En waarom moest ik nu aan dat gedicht denken?

Welnu, ik was aanvankelijk van plan deze winter naar Chili te gaan voor een fietstocht van Arica naar Santiago, maar juist op de ochtend dat ik mijn ticket naar Santiago wilde kopen, hoorde ik op de radio dat er onlusten waren in Santiago en andere grote Chileense steden. En dus veranderde ik spoorslags van plan en kocht een ticket naar Dakar, om in ‘rustige’ landen te gaan fietsen, zoals Senegal, Gambia, Guinee en Sierra Leone.

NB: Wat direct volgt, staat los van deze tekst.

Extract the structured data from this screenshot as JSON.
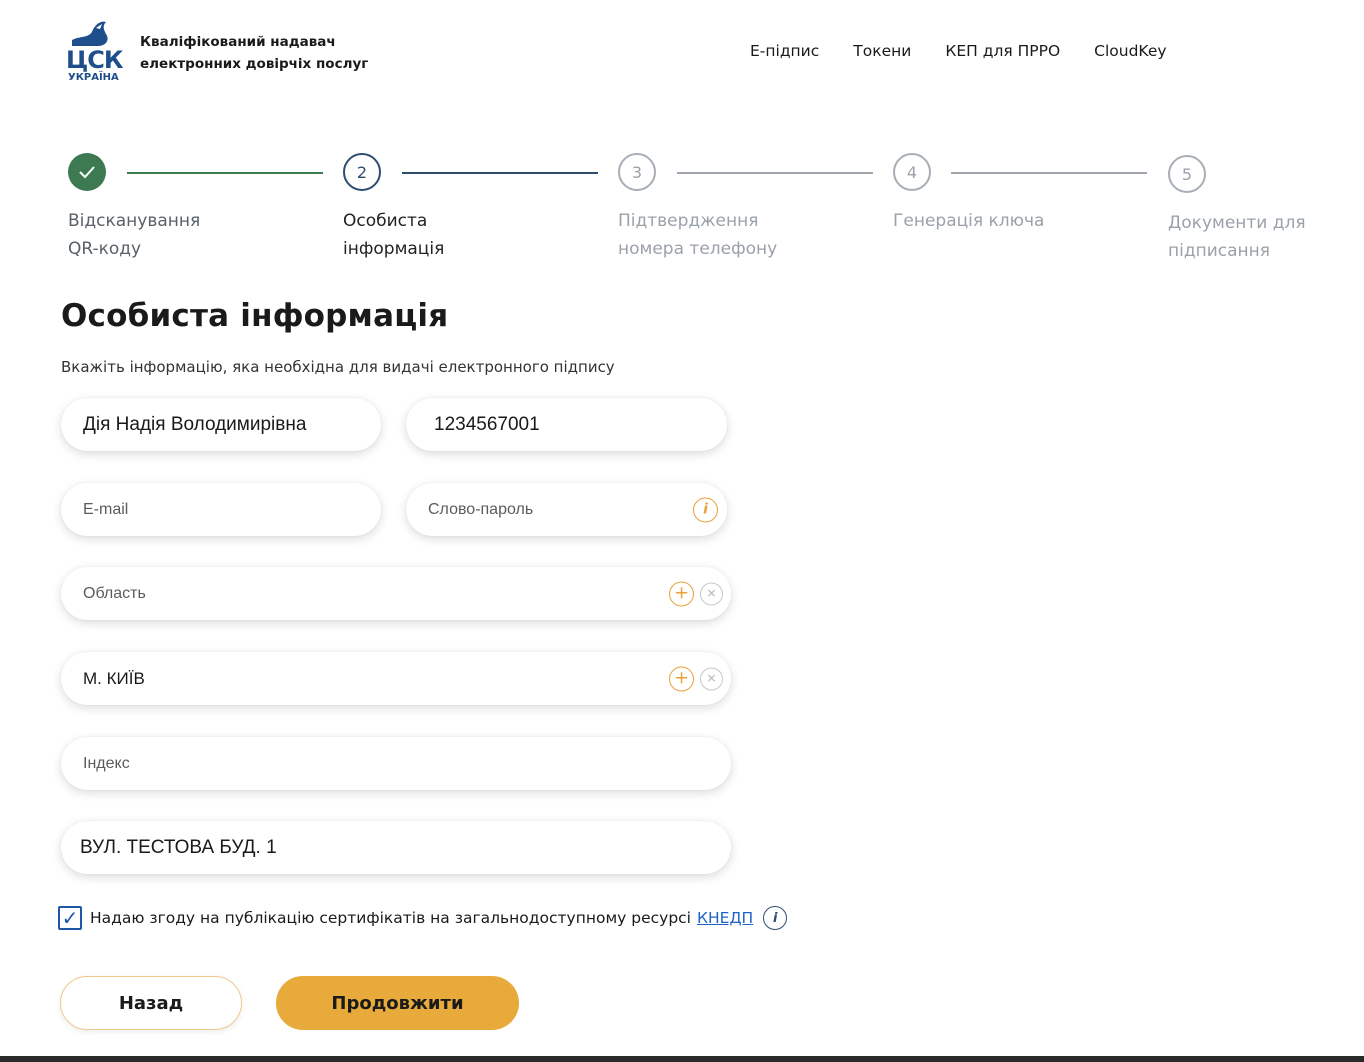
{
  "logo": {
    "text_main": "ЦСК",
    "text_sub": "УКРАЇНА"
  },
  "header": {
    "org_line1": "Кваліфікований надавач",
    "org_line2": "електронних довірчіх послуг",
    "nav": [
      "Е-підпис",
      "Токени",
      "КЕП для ПРРО",
      "CloudKey"
    ]
  },
  "stepper": {
    "steps": [
      {
        "number": "1",
        "state": "done",
        "line1": "Відсканування",
        "line2": "QR-коду"
      },
      {
        "number": "2",
        "state": "active",
        "line1": "Особиста",
        "line2": "інформація"
      },
      {
        "number": "3",
        "state": "todo",
        "line1": "Підтвердження",
        "line2": "номера телефону"
      },
      {
        "number": "4",
        "state": "todo",
        "line1": "Генерація ключа",
        "line2": ""
      },
      {
        "number": "5",
        "state": "todo",
        "line1": "Документи для",
        "line2": "підписання"
      }
    ]
  },
  "page": {
    "title": "Особиста інформація",
    "subtitle": "Вкажіть інформацію, яка необхідна для видачі електронного підпису"
  },
  "form": {
    "full_name": "Дія Надія Володимирівна",
    "tax_id": "1234567001",
    "email_placeholder": "E-mail",
    "password_placeholder": "Слово-пароль",
    "region_placeholder": "Область",
    "city": "М. КИЇВ",
    "index_placeholder": "Індекс",
    "address": "ВУЛ. ТЕСТОВА БУД. 1"
  },
  "consent": {
    "checked": true,
    "text": "Надаю згоду на публікацію сертифікатів на загальнодоступному ресурсі",
    "link": "КНЕДП"
  },
  "buttons": {
    "back": "Назад",
    "next": "Продовжити"
  },
  "colors": {
    "accent": "#e7aa3b",
    "done": "#3d7a52",
    "active": "#2f4d6e",
    "todo": "#a7aeb6",
    "link": "#1f63c8"
  }
}
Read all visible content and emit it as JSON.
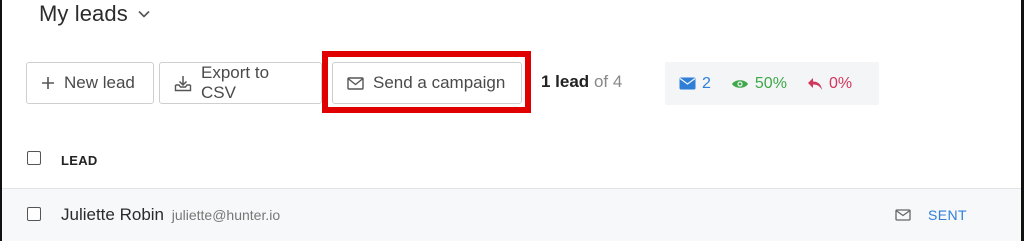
{
  "header": {
    "title": "My leads"
  },
  "toolbar": {
    "new_lead_label": "New lead",
    "export_label": "Export to CSV",
    "campaign_label": "Send a campaign"
  },
  "count": {
    "shown": "1 lead",
    "of": "of 4"
  },
  "stats": {
    "sent": "2",
    "opened": "50%",
    "replied": "0%",
    "colors": {
      "sent": "#2f7fd8",
      "opened": "#3ea84a",
      "replied": "#d1365c"
    }
  },
  "table": {
    "column_header": "LEAD",
    "rows": [
      {
        "name": "Juliette Robin",
        "email": "juliette@hunter.io",
        "status": "SENT"
      }
    ]
  },
  "highlight_color": "#e00000"
}
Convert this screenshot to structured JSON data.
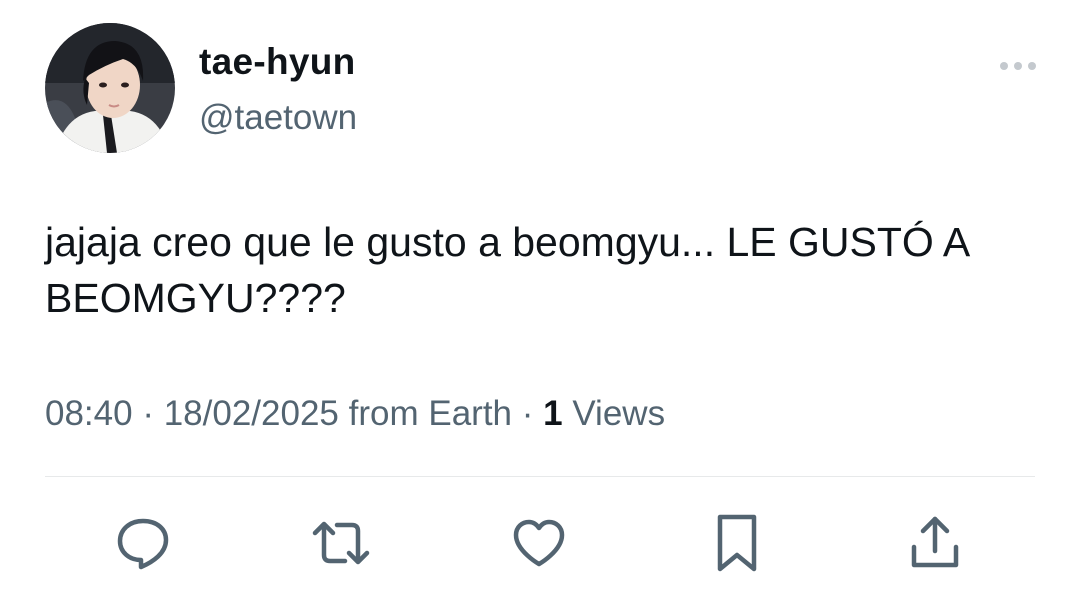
{
  "tweet": {
    "display_name": "tae-hyun",
    "handle": "@taetown",
    "text": "jajaja creo que le gusto a beomgyu... LE GUSTÓ A BEOMGYU????",
    "time": "08:40",
    "separator": "·",
    "date": "18/02/2025",
    "source": "from Earth",
    "views_count": "1",
    "views_label": "Views"
  },
  "icons": {
    "more": "more-horizontal-icon",
    "reply": "reply-icon",
    "retweet": "retweet-icon",
    "like": "like-icon",
    "bookmark": "bookmark-icon",
    "share": "share-icon"
  },
  "colors": {
    "text_primary": "#0f1419",
    "text_secondary": "#536471",
    "icon_gray": "#536471",
    "divider": "#e7e9ea"
  }
}
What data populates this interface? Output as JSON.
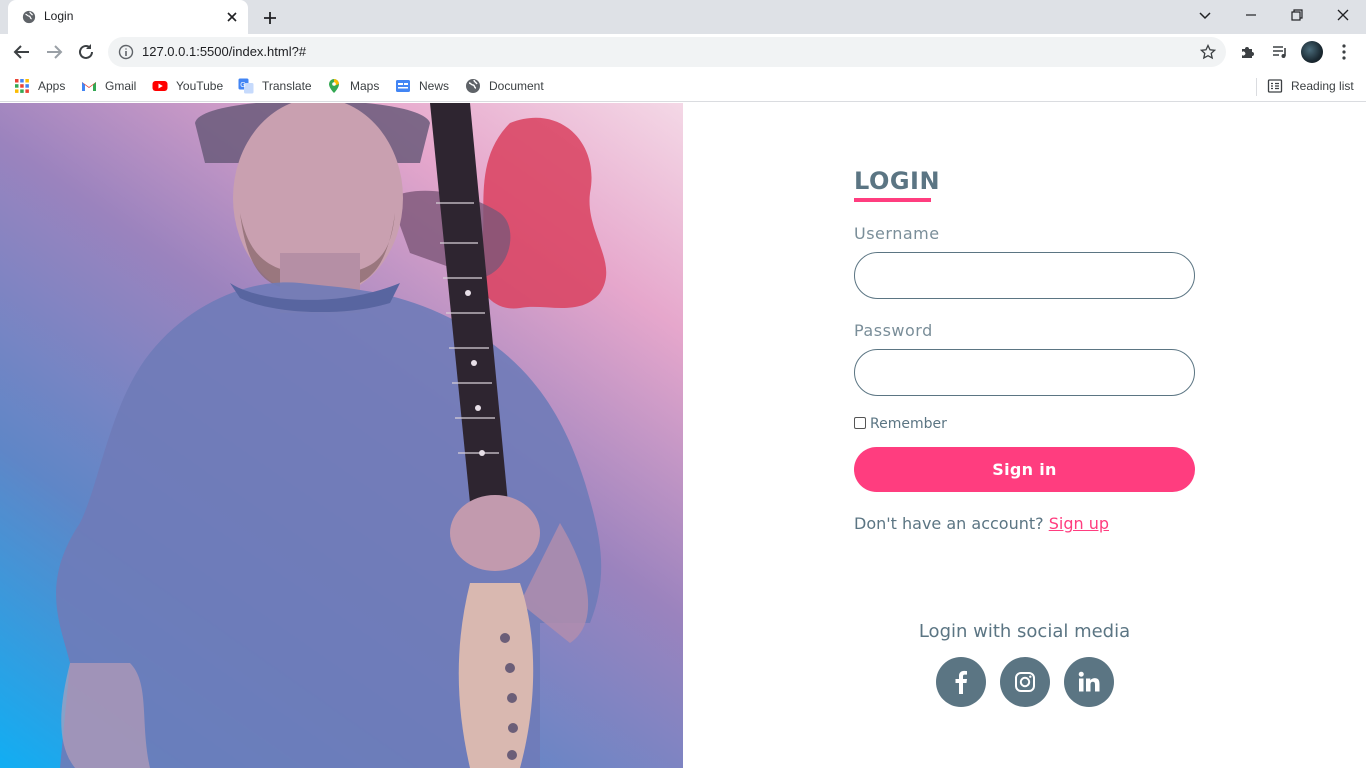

En daar zat ik dus opeens vast in Labé (Guinee) terwijl ik de problemen juist wilde ontvluchten.

Gelukkig liep het met mij beter af dan met de Perzische tuinman en kon ik mijn tocht na die twee dagen weer vervolgen.

En daarover ga ik het in mijn volgende bericht hebben.

Tot dan.

Foto 25: Nog een foto als toegift, speciaal voor de plaatjes kijkers, vanwege te veel tekst op het eind: De dinosaurus rots (zie foto 24), maar nu van opzij. Dat is het fascinerende van rotsen. Van een andere kant zien ze er weer geheel anders uit.